Does your content demonstrate flexibility?
There’s one thing to be said about sharing expertise. It’s another thing if your content comes off as so authoritative that there’s no room for compromise. Every customer is different — or likes to think they are. You can be firm, but not dictatorial. It is never your way or the highway. Face it — business evolves too fast to take a hard and fast position you may have to swallow later.
Does your content provide attention to detail?
Make sure your content delivers on its promise. There’s nothing worse than seeing a title and first few sentences that focus on just what you want to know only to read it and wonder why you bothered because there was no substance. If you read content that has no follow-through in the delivery, how confident will you bet that the vendor will treat you any better as a customer?
Is your content responsive?
Based on what is being said on the web (social media, forums, industry portals), is your content in tune? Or is it based on some internal agenda that has no evident and timely resonance with your target markets? This is why you always want to leave room for shifts in topics during the rollout of your content strategy. Interests can shift quickly. Priorities can change in response to regulations or in response to quarterly results, for example.
Is your content definitive?
Contagious marketing content defines its topic in context with prospect needs. It’s never wishy washy or repetitive of what other content says. It showcases your brand’s unique perspective as aligned with your audience. If this is true, your content will never reflect anyone else’s content — unless, of course, they used yours as a template.
Does your content minimize effort?
There’s a tendency to want demonstrative payback for sharing content, most often represented by putting it behind a form. But, in addition to thinking hard about how much effort you want to require from prospects for access to your content, think about how hard it will be for them to ingest and understand. Simplicity trumps convoluted complexity every time. Getting your content found by your prospects is only the first step. Getting them to stay and engage with it can be much more difficult.
If you evaluate your marketing content for point of view in relation to these points, you’ll find that response to it will begin to increase and engagement will become more consistent resulting in an increase in momentum toward purchase.
Finally, remember that everything included in your content should have a purpose.
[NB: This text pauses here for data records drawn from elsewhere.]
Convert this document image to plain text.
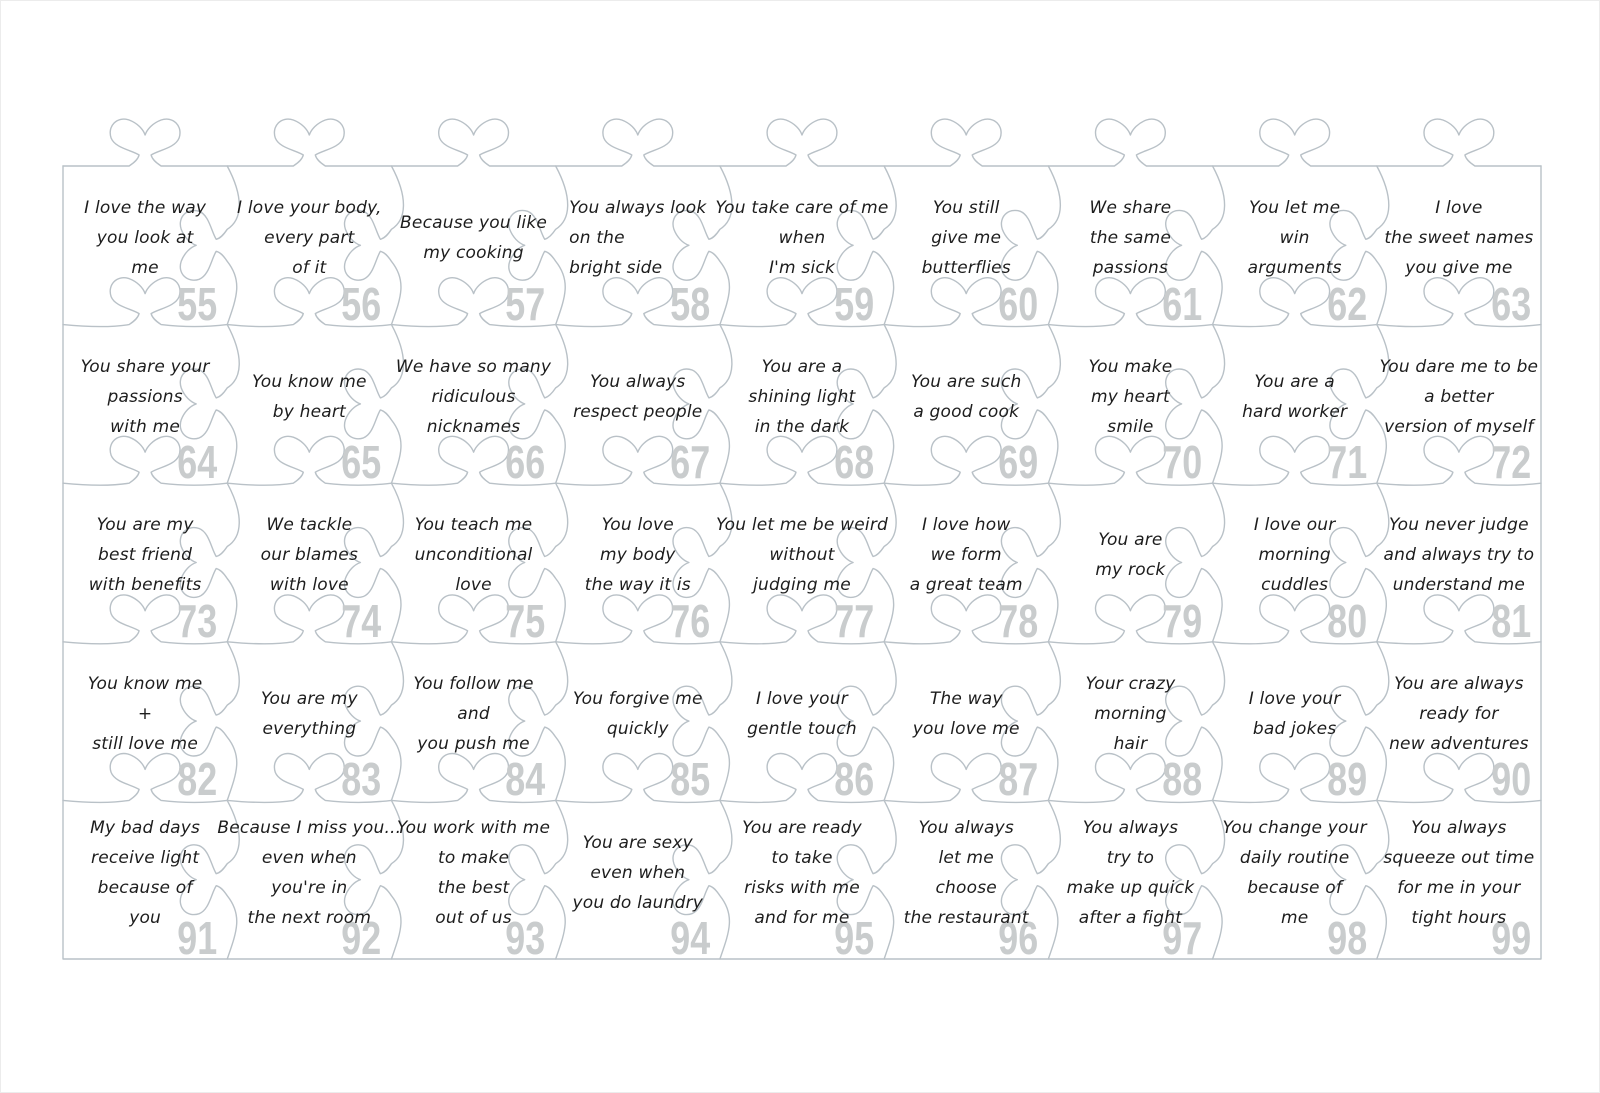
55
I love the way
you look at
me
56
I love your body,
every part
of it
57
Because you like
my cooking
58
You always look
on the
bright side
59
You take care of me
when
I'm sick
60
You still
give me
butterflies
61
We share
the same
passions
62
You let me
win
arguments
63
I love
the sweet names
you give me
64
You share your
passions
with me
65
You know me
by heart
66
We have so many
ridiculous
nicknames
67
You always
respect people
68
You are a
shining light
in the dark
69
You are such
a good cook
70
You make
my heart
smile
71
You are a
hard worker
72
You dare me to be
a better
version of myself
73
You are my
best friend
with benefits
74
We tackle
our blames
with love
75
You teach me
unconditional
love
76
You love
my body
the way it is
77
You let me be weird
without
judging me
78
I love how
we form
a great team
79
You are
my rock
80
I love our
morning
cuddles
81
You never judge
and always try to
understand me
82
You know me
+
still love me
83
You are my
everything
84
You follow me
and
you push me
85
You forgive me
quickly
86
I love your
gentle touch
87
The way
you love me
88
Your crazy
morning
hair
89
I love your
bad jokes
90
You are always
ready for
new adventures
91
My bad days
receive light
because of
you	92
Because I miss you...
even when
you're in
the next room	93
You work with me
to make
the best
out of us	94
You are sexy
even when
you do laundry
95
You are ready
to take
risks with me
and for me	96
You always
let me
choose
the restaurant	97
You always
try to
make up quick
after a fight	98
You change your
daily routine
because of
me	99
You always
squeeze out time
for me in your
tight hours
This point gains importance when you consider the limited attention spans of today’s buyer. Get rid of the fluff. Get rid of the jargon and buzzwords. Eliminate the extraneous stuff that serves as filler. Do not pussyfoot around in getting to the point.
Choosing the right point of view for your content can transform the results gained from content marketing programs. The reason is that it helps prospects feel like they “know” you well enough to want to get to know you better — which means they’ll take the next step to engage in conversation.
What techniques are you using to develop the point of view for your marketing content?